ANTIPASTI AND PRIMI (Appetizers and First Course)

Golden Corn Cake

Sift together:
1 cup corn meal,
1 cup All-Purpose flour,
1/4 cup sugar,
4 tsp. baking powder,
1/2 tsp. salt.

Mix in:
1 cup milk,
1 egg,
1 Tbsp. melted butter.

Bake in a buttered shallow pan at 425░F (220░C) for 20 minutes.


Tofu and Smoked Salmon Spread

Wrap a brick of soft tofu in a kitchen towel or cheese cloth and squeeze out the moisture. Mash the tofu with a fork. Add:
3 Tbsp. Mayonnaise,
1 tsp. mustard,
4 Tbsp. finely chopped smoked salmon,
1 Tbsp. finely chopped dill (or parsley, or cilantro),
2 Tbsp. capers,
salt and freshly cracked black pepper, to taste

Mix well. Serve with toast, crackers or bread.


Spaghetti Squash Fritters

Wrap a spaghetti squash in foil and roast in a preheated 350 degree F oven for about an hour. When the squash cools, cut it in half and scoop out the seeds. Then spoon out the flesh, which should look like spaghetti strands. To the cool squash flesh add:
2 eggs,
a handful of chopped green onion,
a pinch each of cinnamon, freshly grated nutmeg, paprika, salt, freshly cracked black pepper, and red pepper flakes, AND
6 heaping Tbsp. flour

Mix well. Spoon onto a preheated non-stick frying pan with a bit of oil (add new oil for each batch), using the back of the spoon flatten each fritter. Fry over medium low heat until golden brown on both sides. Serve with sour cream.


Eggplant Roll-Ups

Wash a large eggplant and cut off the stem part. Slice it lengthwise into thin slices (about 1/3 inch thick). Sprinkle the eggplant slices with salt and let it stand for 30 minutes. Rinse the eggplant slices and pat them dry with a paper towel. Dredge each slice in flour, shake off excess. Fry in shallow oil, turning once, until golden brown on each side. Drain the excess oil on paper towels. Sprinkle each slice with freshly cracked black pepper (on one side). Set aside.

Filling:
In a food processor, chop 5 cloves of garlic (or to taste), 1 cup of walnut chunks (shelled, of course!) and one large tomato (with peel and seeds) until it forms a nearly homogeneous mass. Add salt to taste and 1 tbsp. olive oil.

Note:
This paste can also be used as a pesto sauce for pasta (just thin it some more with olive oil).
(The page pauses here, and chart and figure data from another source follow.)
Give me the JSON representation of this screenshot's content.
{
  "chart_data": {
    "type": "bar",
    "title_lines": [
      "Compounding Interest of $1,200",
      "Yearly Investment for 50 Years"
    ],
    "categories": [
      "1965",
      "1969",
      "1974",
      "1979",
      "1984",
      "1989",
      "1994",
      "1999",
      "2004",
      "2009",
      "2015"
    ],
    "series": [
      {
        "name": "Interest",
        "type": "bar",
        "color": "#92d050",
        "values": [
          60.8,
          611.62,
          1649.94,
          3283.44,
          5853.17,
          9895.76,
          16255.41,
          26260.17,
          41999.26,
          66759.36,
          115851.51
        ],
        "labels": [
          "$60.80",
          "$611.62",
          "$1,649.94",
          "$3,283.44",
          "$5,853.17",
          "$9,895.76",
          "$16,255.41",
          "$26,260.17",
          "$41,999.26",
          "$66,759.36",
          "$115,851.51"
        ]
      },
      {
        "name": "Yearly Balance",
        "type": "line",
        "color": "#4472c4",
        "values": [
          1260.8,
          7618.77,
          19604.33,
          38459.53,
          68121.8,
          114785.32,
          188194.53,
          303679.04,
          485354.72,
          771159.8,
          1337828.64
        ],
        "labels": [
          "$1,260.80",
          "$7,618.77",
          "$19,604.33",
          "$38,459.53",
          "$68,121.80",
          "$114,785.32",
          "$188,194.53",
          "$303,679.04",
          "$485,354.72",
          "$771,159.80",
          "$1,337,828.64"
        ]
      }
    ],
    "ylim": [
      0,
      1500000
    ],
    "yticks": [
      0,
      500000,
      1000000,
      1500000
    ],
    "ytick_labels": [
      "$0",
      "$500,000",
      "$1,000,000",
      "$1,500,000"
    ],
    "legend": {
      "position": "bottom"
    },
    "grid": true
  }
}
Place a spoonful of the filling on the peppered side of an eggplant slice (on the wider end) and roll up (without folding the sides as with a burrito). Repeat with the remaining slices.


Sun-Dried Tomato Meatball Soup

Prepare chicken broth with carrots, celery, onions, leeks, and whole cloves of garlic. Discard the chicken (the meat can be separated from the bones and used for chicken salad, etc.). To the heated broth add chopped sun-dried tomatoes. When the soup boils again, add the meatballs (see below) one by one. You can also add some frozen or fresh garden vegetables (peas, corn, peppers, green onions).

Meatballs:
To the ground meat add salt, pepper, paprika, garlic salt (to taste), one egg and 2-3 tbsp. flour. Mix well. Form little meatballs about 2 cm in diameter.
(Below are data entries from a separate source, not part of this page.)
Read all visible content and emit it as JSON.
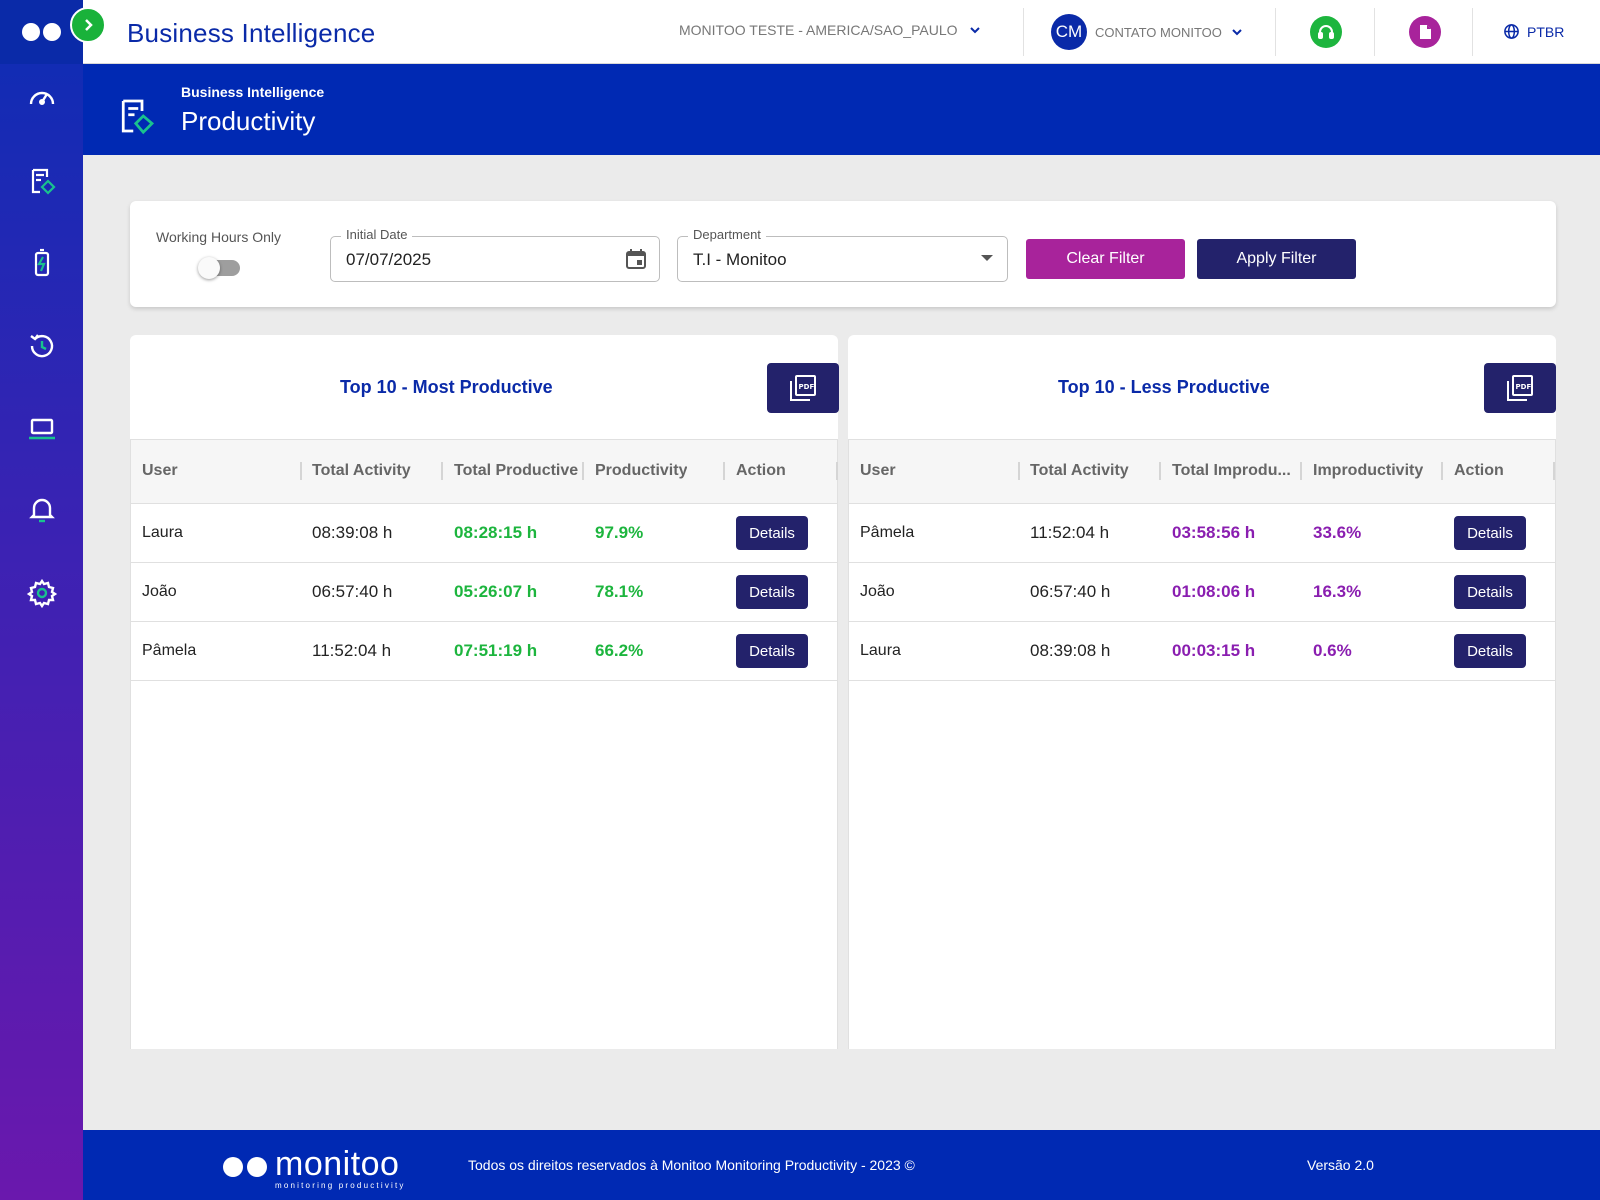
{
  "app": {
    "title": "Business Intelligence"
  },
  "topbar": {
    "org": "MONITOO TESTE - AMERICA/SAO_PAULO",
    "user_initials": "CM",
    "user_name": "CONTATO MONITOO",
    "language": "PTBR"
  },
  "page_header": {
    "breadcrumb": "Business Intelligence",
    "title": "Productivity"
  },
  "filters": {
    "working_hours_label": "Working Hours Only",
    "working_hours_on": false,
    "initial_date_label": "Initial Date",
    "initial_date_value": "07/07/2025",
    "department_label": "Department",
    "department_value": "T.I - Monitoo",
    "clear_label": "Clear Filter",
    "apply_label": "Apply Filter"
  },
  "most_productive": {
    "title": "Top 10 - Most Productive",
    "columns": [
      "User",
      "Total Activity",
      "Total Productive",
      "Productivity",
      "Action"
    ],
    "rows": [
      {
        "user": "Laura",
        "total_activity": "08:39:08 h",
        "total_productive": "08:28:15 h",
        "productivity": "97.9%",
        "action": "Details"
      },
      {
        "user": "João",
        "total_activity": "06:57:40 h",
        "total_productive": "05:26:07 h",
        "productivity": "78.1%",
        "action": "Details"
      },
      {
        "user": "Pâmela",
        "total_activity": "11:52:04 h",
        "total_productive": "07:51:19 h",
        "productivity": "66.2%",
        "action": "Details"
      }
    ]
  },
  "less_productive": {
    "title": "Top 10 - Less Productive",
    "columns": [
      "User",
      "Total Activity",
      "Total Improdu...",
      "Improductivity",
      "Action"
    ],
    "rows": [
      {
        "user": "Pâmela",
        "total_activity": "11:52:04 h",
        "total_improductive": "03:58:56 h",
        "improductivity": "33.6%",
        "action": "Details"
      },
      {
        "user": "João",
        "total_activity": "06:57:40 h",
        "total_improductive": "01:08:06 h",
        "improductivity": "16.3%",
        "action": "Details"
      },
      {
        "user": "Laura",
        "total_activity": "08:39:08 h",
        "total_improductive": "00:03:15 h",
        "improductivity": "0.6%",
        "action": "Details"
      }
    ]
  },
  "footer": {
    "logo_word": "monitoo",
    "logo_tag": "monitoring productivity",
    "copyright": "Todos os direitos reservados à Monitoo Monitoring Productivity - 2023 ©",
    "version": "Versão 2.0"
  },
  "colors": {
    "brand_blue": "#0029b3",
    "navy_button": "#23226b",
    "magenta_button": "#a8239b",
    "productive_green": "#1db53e",
    "improductive_purple": "#8a1eb0"
  },
  "icons": {
    "sidebar": [
      "dashboard-gauge-icon",
      "bi-report-icon",
      "battery-icon",
      "history-icon",
      "laptop-icon",
      "bell-icon",
      "gear-icon"
    ],
    "topbar": [
      "chevron-down-icon",
      "headset-icon",
      "document-icon",
      "globe-icon"
    ],
    "panels": [
      "pdf-icon"
    ]
  }
}
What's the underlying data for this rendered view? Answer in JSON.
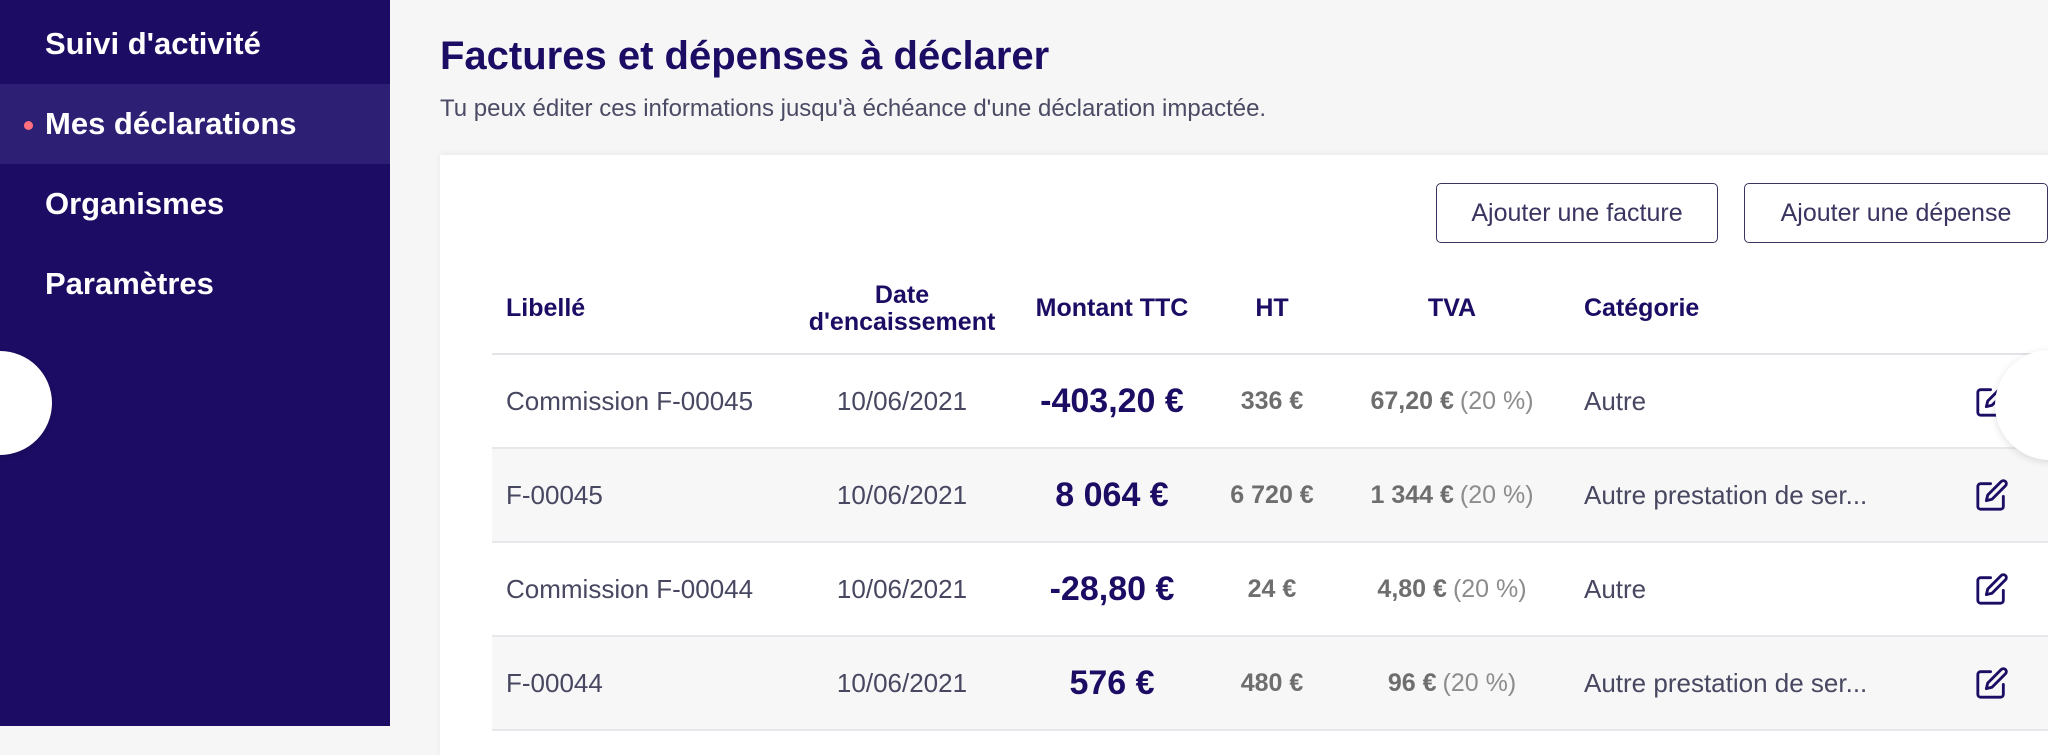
{
  "sidebar": {
    "items": [
      {
        "label": "Suivi d'activité"
      },
      {
        "label": "Mes déclarations"
      },
      {
        "label": "Organismes"
      },
      {
        "label": "Paramètres"
      }
    ],
    "collapse_icon": "‹"
  },
  "header": {
    "title": "Factures et dépenses à déclarer",
    "subtitle": "Tu peux éditer ces informations jusqu'à échéance d'une déclaration impactée."
  },
  "actions": {
    "add_invoice": "Ajouter une facture",
    "add_expense": "Ajouter une dépense"
  },
  "table": {
    "columns": {
      "libelle": "Libellé",
      "date": "Date d'encaissement",
      "ttc": "Montant TTC",
      "ht": "HT",
      "tva": "TVA",
      "categorie": "Catégorie"
    },
    "rows": [
      {
        "libelle": "Commission F-00045",
        "date": "10/06/2021",
        "ttc": "-403,20 €",
        "ht": "336 €",
        "tva": "67,20 €",
        "tva_rate": "(20 %)",
        "categorie": "Autre"
      },
      {
        "libelle": "F-00045",
        "date": "10/06/2021",
        "ttc": "8 064 €",
        "ht": "6 720 €",
        "tva": "1 344 €",
        "tva_rate": "(20 %)",
        "categorie": "Autre prestation de ser..."
      },
      {
        "libelle": "Commission F-00044",
        "date": "10/06/2021",
        "ttc": "-28,80 €",
        "ht": "24 €",
        "tva": "4,80 €",
        "tva_rate": "(20 %)",
        "categorie": "Autre"
      },
      {
        "libelle": "F-00044",
        "date": "10/06/2021",
        "ttc": "576 €",
        "ht": "480 €",
        "tva": "96 €",
        "tva_rate": "(20 %)",
        "categorie": "Autre prestation de ser..."
      }
    ]
  },
  "colors": {
    "sidebar_bg": "#1c0c64",
    "accent": "#ff6f7d",
    "title": "#1c0c64"
  }
}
Stuffed Potato Pancakes (a new version of the traditional Hanukka dish, potato latkes, with three different fillings!)

Fylte Potetfrikadeller:
6 large boiled potatoes; 1 egg; 2 Tbsp flour; 1/2 tsp salt; 1/4 tsp pepper.

Mash the potatoes and mix with egg, flour, salt and pepper. Make 16 thin, flat patties. Prepare the filling (see below). Spread the filling on 8 of the patties. Cover with the rest of the patties, and press well together. Brown the patties in butter or oil in a frying pan. Serve with a dollop of sour cream or yogurt sauce.

Salmon Filling:
250 gr (1/2 lb) salmon, cooked and deboned, or 1 large can; 1 onion (white or red), finely chopped; 1 Tbsp chopped dill. Combine all the ingredients well.
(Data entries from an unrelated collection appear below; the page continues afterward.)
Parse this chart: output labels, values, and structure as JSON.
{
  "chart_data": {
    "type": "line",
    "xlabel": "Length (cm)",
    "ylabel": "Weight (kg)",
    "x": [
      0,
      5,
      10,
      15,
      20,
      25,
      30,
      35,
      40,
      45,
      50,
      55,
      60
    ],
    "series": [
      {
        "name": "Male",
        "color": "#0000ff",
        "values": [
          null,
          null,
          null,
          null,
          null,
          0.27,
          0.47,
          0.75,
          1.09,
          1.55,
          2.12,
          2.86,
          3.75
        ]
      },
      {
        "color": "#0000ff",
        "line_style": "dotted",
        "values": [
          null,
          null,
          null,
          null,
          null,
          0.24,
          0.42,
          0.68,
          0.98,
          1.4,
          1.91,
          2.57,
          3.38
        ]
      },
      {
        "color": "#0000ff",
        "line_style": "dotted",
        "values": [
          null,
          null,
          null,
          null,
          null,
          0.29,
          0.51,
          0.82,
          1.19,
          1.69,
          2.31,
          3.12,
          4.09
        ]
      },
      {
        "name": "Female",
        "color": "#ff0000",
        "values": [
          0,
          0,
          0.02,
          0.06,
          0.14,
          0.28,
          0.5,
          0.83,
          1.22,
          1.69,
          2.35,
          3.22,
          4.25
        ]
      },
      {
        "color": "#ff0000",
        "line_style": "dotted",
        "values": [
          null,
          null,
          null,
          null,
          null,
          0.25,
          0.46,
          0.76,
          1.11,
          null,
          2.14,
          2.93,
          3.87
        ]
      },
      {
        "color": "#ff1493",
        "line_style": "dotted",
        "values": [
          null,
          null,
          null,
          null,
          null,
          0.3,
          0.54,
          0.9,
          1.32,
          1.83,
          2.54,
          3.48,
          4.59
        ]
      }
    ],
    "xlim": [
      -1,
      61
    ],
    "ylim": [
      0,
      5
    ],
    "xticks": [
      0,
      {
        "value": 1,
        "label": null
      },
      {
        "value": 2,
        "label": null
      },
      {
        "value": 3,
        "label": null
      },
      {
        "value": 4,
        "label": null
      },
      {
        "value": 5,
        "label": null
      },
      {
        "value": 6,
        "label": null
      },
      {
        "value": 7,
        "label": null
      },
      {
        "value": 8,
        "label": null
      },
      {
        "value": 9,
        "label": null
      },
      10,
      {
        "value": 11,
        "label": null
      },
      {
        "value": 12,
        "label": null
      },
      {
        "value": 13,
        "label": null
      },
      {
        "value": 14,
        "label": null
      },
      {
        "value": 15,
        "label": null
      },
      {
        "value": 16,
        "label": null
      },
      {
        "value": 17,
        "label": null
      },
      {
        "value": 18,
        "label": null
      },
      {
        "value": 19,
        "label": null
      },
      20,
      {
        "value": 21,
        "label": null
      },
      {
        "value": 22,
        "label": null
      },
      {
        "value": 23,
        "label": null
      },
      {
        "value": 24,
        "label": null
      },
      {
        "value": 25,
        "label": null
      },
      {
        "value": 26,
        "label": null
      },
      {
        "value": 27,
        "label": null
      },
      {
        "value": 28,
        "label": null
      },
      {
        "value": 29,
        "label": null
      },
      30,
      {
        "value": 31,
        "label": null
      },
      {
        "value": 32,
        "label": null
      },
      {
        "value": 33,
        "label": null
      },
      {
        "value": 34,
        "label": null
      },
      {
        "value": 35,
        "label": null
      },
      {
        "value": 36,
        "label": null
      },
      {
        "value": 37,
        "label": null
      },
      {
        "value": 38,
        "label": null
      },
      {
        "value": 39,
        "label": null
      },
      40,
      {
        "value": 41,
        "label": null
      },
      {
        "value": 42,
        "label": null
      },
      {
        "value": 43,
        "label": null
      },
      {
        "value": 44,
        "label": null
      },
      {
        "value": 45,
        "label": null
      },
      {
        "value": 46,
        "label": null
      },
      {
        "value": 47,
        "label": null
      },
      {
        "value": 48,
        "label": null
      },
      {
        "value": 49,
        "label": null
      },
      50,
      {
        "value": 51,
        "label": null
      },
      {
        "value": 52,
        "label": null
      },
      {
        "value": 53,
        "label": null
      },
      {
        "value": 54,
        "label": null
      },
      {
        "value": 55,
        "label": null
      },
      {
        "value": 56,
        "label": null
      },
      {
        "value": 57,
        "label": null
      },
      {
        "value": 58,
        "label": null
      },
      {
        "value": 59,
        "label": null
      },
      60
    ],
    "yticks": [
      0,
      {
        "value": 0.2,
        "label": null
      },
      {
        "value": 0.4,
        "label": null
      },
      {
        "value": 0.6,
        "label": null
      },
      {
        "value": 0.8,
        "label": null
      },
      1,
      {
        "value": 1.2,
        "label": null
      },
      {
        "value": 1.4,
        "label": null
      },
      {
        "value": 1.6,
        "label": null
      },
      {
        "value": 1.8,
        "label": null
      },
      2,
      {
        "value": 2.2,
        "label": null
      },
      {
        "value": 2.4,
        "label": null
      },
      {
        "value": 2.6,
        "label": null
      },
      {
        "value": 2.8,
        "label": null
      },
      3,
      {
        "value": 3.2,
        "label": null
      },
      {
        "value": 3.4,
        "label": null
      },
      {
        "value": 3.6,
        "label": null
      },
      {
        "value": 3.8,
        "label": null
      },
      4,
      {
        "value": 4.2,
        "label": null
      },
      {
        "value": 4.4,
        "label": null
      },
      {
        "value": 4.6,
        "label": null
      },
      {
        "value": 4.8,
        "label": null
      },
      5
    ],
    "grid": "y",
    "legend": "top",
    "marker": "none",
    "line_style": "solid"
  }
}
Smoked Salmon and Egg Filling:
150 gr smoked salmon (or any other smoked fish), chopped; 2 hardboiled eggs, chopped; 1 onion (white or red), finely chopped; 1 Tbsp chopped dill. Combine all the ingredients well.

Mushroom Filling:
500 gr (1 lb) mushrooms, sliced or chopped; 1 onion (white), coarsely chopped; 1 Tbsp chopped parsley. Saute mushrooms and onions in a frying pan until the onion is transparent and the mushrooms soften. Add the parsley.